The scientists aim to develop better tests to define immunity and to study the body’s immune response to SARS-CoV-2.
They will further investigate why some people suffer from severe life-threatening Covid-19 while others have mild or asymptomatic infections but can still transmit the virus.
Understanding how our immune systems respond to Covid-19 is key to solving some of the important questions about this new disease
The studies will also try to determine when and how immunity persists, or whether people can become reinfected.
Chief Medical Officer for England and the head of the National Institute for Health Research (NIHR), Professor Chris Whitty, said: “Understanding how our immune systems respond to Covid-19 is key to solving some of the important questions about this new disease, including whether those who have had the disease develop immunity and how long this lasts, and why some are more severely affected.
“This investment by the NIHR and UKRI will help immunology experts to discover how our immune systems respond to SARS-CoV-2, including our T cell response.
“This is vital information to help prevent and treat the disease.”
The UK Coronavirus Immunology Consortium (UK-CIC) will receive £6.5 million to bring together leading immunologists from 17 UK research institutions.
It will investigate how long Covid-19 immunity lasts, why some people are able to fight the virus better than others, why people’s immune responses cause damage, especially to the lungs, and how the virus hides from the immune system and how this can be tackled.

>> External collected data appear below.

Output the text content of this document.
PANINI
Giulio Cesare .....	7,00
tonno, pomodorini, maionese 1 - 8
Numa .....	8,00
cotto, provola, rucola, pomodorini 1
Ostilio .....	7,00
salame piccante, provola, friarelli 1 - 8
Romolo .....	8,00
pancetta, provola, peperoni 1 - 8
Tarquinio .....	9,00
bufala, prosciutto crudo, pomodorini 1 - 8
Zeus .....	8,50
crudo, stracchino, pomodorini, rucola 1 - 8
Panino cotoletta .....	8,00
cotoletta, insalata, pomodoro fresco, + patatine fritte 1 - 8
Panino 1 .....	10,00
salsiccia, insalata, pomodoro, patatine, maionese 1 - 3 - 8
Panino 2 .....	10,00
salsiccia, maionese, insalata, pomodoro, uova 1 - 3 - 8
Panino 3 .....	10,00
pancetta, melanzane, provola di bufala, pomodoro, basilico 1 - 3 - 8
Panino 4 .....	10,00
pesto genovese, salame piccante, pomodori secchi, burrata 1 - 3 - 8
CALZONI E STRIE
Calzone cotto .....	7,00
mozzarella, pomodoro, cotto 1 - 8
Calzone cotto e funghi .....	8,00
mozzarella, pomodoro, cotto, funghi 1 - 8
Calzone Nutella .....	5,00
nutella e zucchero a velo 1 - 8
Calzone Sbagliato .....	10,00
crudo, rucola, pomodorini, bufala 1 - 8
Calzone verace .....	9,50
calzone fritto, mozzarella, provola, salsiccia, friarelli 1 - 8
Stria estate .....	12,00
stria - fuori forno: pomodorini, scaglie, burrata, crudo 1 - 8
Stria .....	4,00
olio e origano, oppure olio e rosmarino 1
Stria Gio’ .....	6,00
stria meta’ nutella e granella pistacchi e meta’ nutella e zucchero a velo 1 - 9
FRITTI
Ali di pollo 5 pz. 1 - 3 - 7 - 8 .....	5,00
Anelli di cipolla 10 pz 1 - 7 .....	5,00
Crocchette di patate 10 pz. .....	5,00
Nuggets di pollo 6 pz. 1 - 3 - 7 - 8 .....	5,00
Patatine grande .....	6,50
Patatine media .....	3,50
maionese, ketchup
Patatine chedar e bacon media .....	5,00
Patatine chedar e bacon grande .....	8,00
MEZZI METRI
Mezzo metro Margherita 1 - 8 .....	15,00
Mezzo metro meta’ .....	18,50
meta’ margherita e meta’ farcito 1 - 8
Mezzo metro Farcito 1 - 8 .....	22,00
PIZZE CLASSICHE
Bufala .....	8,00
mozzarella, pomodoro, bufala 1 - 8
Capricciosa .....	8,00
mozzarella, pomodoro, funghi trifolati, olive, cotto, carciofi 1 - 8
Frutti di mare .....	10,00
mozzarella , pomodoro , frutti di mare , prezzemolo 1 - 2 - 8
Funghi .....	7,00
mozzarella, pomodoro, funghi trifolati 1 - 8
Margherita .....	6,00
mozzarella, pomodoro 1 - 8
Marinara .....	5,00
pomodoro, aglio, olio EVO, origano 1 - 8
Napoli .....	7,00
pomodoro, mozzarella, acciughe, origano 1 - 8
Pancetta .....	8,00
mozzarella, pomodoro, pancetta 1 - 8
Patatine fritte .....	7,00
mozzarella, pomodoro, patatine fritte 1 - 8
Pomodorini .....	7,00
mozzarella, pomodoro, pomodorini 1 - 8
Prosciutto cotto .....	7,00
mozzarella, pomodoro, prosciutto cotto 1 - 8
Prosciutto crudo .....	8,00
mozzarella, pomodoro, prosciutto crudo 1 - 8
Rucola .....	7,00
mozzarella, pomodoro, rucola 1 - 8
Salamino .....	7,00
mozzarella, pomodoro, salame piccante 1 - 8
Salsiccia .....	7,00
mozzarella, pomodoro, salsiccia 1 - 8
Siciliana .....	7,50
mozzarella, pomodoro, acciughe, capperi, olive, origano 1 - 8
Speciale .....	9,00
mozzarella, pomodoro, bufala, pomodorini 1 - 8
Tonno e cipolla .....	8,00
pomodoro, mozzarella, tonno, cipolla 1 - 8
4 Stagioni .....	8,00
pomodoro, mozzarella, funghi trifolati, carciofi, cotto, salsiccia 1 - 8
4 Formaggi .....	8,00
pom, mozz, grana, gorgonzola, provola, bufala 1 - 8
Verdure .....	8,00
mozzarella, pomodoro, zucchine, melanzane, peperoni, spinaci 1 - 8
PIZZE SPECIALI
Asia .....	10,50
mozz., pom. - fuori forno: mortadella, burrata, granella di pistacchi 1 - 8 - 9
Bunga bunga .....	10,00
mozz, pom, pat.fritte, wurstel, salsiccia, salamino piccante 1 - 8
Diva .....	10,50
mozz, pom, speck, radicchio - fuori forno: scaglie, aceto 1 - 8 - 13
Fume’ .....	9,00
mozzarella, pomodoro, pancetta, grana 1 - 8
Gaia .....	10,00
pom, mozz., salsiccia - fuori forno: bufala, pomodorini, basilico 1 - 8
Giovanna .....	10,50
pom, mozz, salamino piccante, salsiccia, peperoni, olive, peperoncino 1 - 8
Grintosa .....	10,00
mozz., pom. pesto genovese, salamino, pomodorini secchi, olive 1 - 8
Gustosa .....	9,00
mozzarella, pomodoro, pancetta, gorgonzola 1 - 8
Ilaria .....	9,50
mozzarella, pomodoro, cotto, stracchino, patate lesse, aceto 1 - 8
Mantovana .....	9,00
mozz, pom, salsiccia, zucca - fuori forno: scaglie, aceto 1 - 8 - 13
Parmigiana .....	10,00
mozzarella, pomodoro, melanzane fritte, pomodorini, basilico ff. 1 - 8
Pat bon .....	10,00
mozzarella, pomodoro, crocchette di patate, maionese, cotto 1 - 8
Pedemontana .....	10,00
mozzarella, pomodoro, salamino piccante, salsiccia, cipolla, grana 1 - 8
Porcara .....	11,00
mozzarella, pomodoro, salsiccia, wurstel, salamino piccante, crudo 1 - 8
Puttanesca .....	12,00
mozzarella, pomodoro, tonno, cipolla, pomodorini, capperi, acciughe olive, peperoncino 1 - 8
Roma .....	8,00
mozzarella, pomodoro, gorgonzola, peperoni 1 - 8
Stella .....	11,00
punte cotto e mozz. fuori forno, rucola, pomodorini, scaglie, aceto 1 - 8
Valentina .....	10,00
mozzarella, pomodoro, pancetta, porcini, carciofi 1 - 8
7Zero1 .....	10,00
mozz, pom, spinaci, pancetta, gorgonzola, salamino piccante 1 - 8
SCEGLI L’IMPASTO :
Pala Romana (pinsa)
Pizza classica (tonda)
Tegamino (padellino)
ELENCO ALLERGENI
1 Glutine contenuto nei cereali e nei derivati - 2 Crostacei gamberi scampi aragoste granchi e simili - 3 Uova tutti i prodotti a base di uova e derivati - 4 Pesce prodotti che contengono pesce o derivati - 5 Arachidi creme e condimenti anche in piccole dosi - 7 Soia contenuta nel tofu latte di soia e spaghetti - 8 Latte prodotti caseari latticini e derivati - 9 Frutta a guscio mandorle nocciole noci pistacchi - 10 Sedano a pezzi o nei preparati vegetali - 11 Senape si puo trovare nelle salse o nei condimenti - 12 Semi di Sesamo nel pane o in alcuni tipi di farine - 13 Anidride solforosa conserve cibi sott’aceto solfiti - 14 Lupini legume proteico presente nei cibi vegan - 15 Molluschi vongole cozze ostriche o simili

UK-CIC will also look at whether immunity to previous infection with seasonal coronaviruses (which cause the common cold) alter a person’s outcome with SARS-CoV-2.

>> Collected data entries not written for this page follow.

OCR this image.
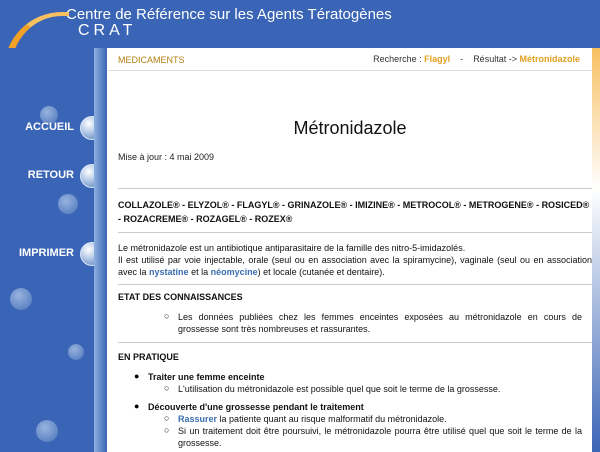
Centre de Référence sur les Agents Tératogènes
CRAT
ACCUEIL
RETOUR
IMPRIMER
MEDICAMENTS	Recherche : Flagyl - Résultat -> Métronidazole
Métronidazole
Mise à jour : 4 mai 2009
COLLAZOLE® - ELYZOL® - FLAGYL® - GRINAZOLE® - IMIZINE® - METROCOL® - METROGENE® - ROSICED® - ROZACREME® - ROZAGEL® - ROZEX®
Le métronidazole est un antibiotique antiparasitaire de la famille des nitro-5-imidazolés.
Il est utilisé par voie injectable, orale (seul ou en association avec la spiramycine), vaginale (seul ou en association avec la nystatine et la néomycine) et locale (cutanée et dentaire).
ETAT DES CONNAISSANCES
○ Les données publiées chez les femmes enceintes exposées au métronidazole en cours de grossesse sont très nombreuses et rassurantes.
EN PRATIQUE
● Traiter une femme enceinte
○ L'utilisation du métronidazole est possible quel que soit le terme de la grossesse.
● Découverte d'une grossesse pendant le traitement
○ Rassurer la patiente quant au risque malformatif du métronidazole.
○ Si un traitement doit être poursuivi, le métronidazole pourra être utilisé quel que soit le terme de la grossesse.
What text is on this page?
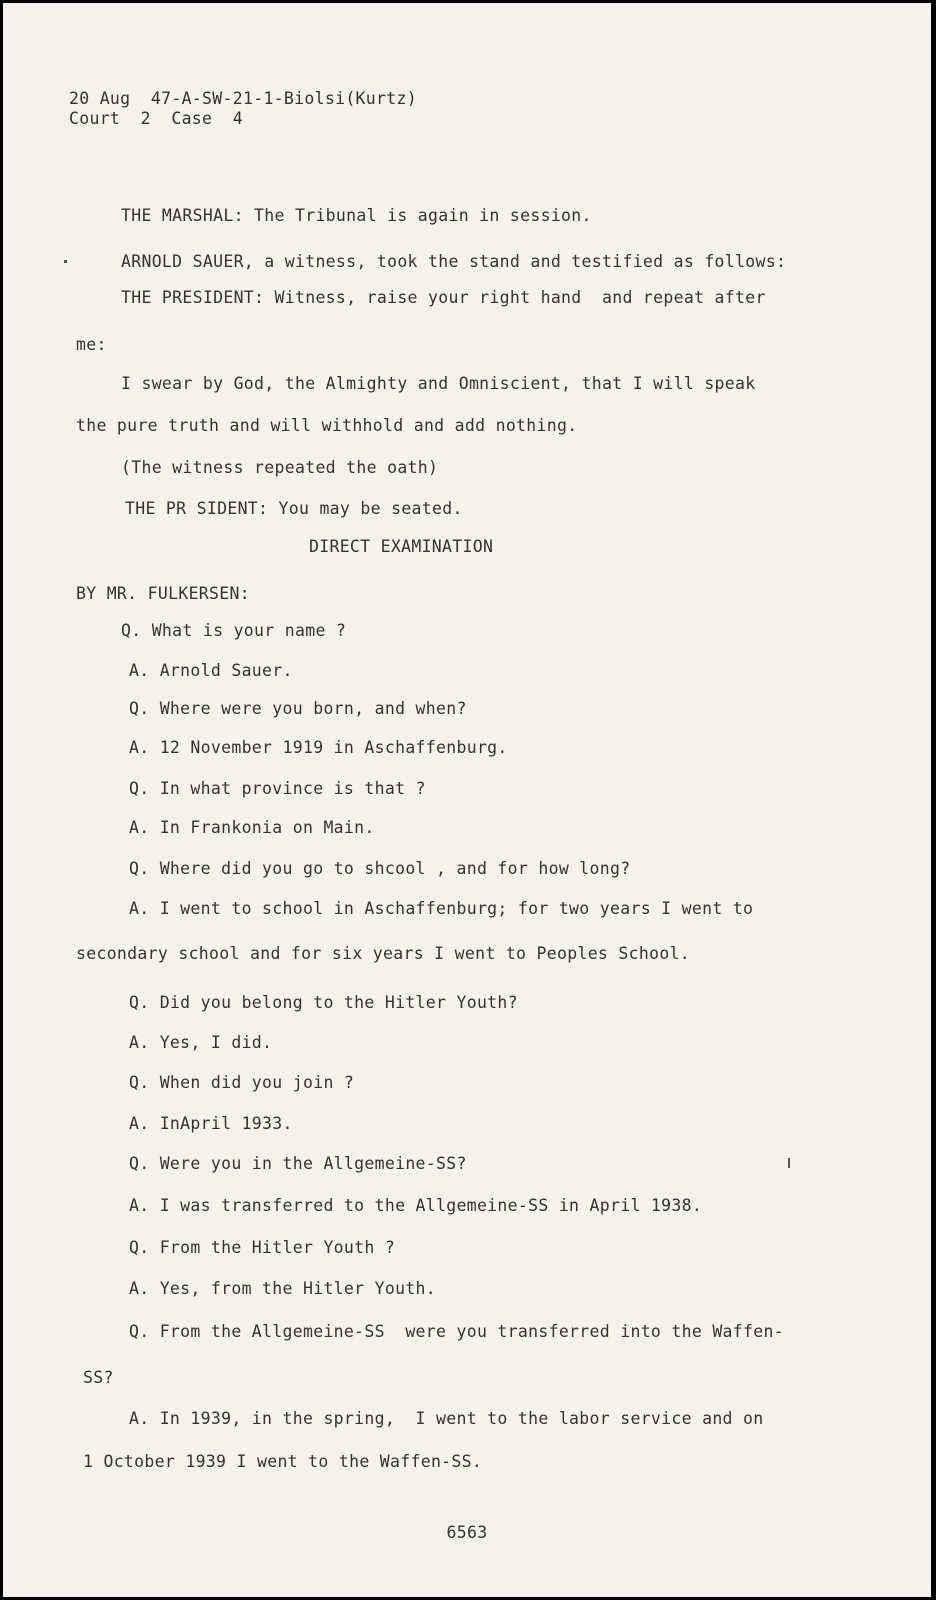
20 Aug  47-A-SW-21-1-Biolsi(Kurtz)
Court  2  Case  4
THE MARSHAL: The Tribunal is again in session.
ARNOLD SAUER, a witness, took the stand and testified as follows:
THE PRESIDENT: Witness, raise your right hand  and repeat after
me:
I swear by God, the Almighty and Omniscient, that I will speak
the pure truth and will withhold and add nothing.
(The witness repeated the oath)
THE PR SIDENT: You may be seated.
DIRECT EXAMINATION
BY MR. FULKERSEN:
Q. What is your name ?
A. Arnold Sauer.
Q. Where were you born, and when?
A. 12 November 1919 in Aschaffenburg.
Q. In what province is that ?
A. In Frankonia on Main.
Q. Where did you go to shcool , and for how long?
A. I went to school in Aschaffenburg; for two years I went to
secondary school and for six years I went to Peoples School.
Q. Did you belong to the Hitler Youth?
A. Yes, I did.
Q. When did you join ?
A. InApril 1933.
Q. Were you in the Allgemeine-SS?
A. I was transferred to the Allgemeine-SS in April 1938.
Q. From the Hitler Youth ?
A. Yes, from the Hitler Youth.
Q. From the Allgemeine-SS  were you transferred into the Waffen-
SS?
A. In 1939, in the spring,  I went to the labor service and on
1 October 1939 I went to the Waffen-SS.
6563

Better understanding of these immune responses, particularly the T cell response, could provide targets for new therapies to treat Covid-19 and inform the efforts to develop a vaccine.
The project will use samples and data from major UK Covid-19 projects already under way.
Professor Paul Moss, UK-CIC principal investigator from the University of Birmingham, said: “Understanding the complexities of the immune response to SARS-CoV-2 is key to successfully developing new diagnostics, treatments and vaccines against Covid-19.”
He added: “There is so much that we still need to learn about how the novel coronavirus interacts with our immune system and, with this investment, we have a unique opportunity to answer these key questions and hasten effective pandemic control.”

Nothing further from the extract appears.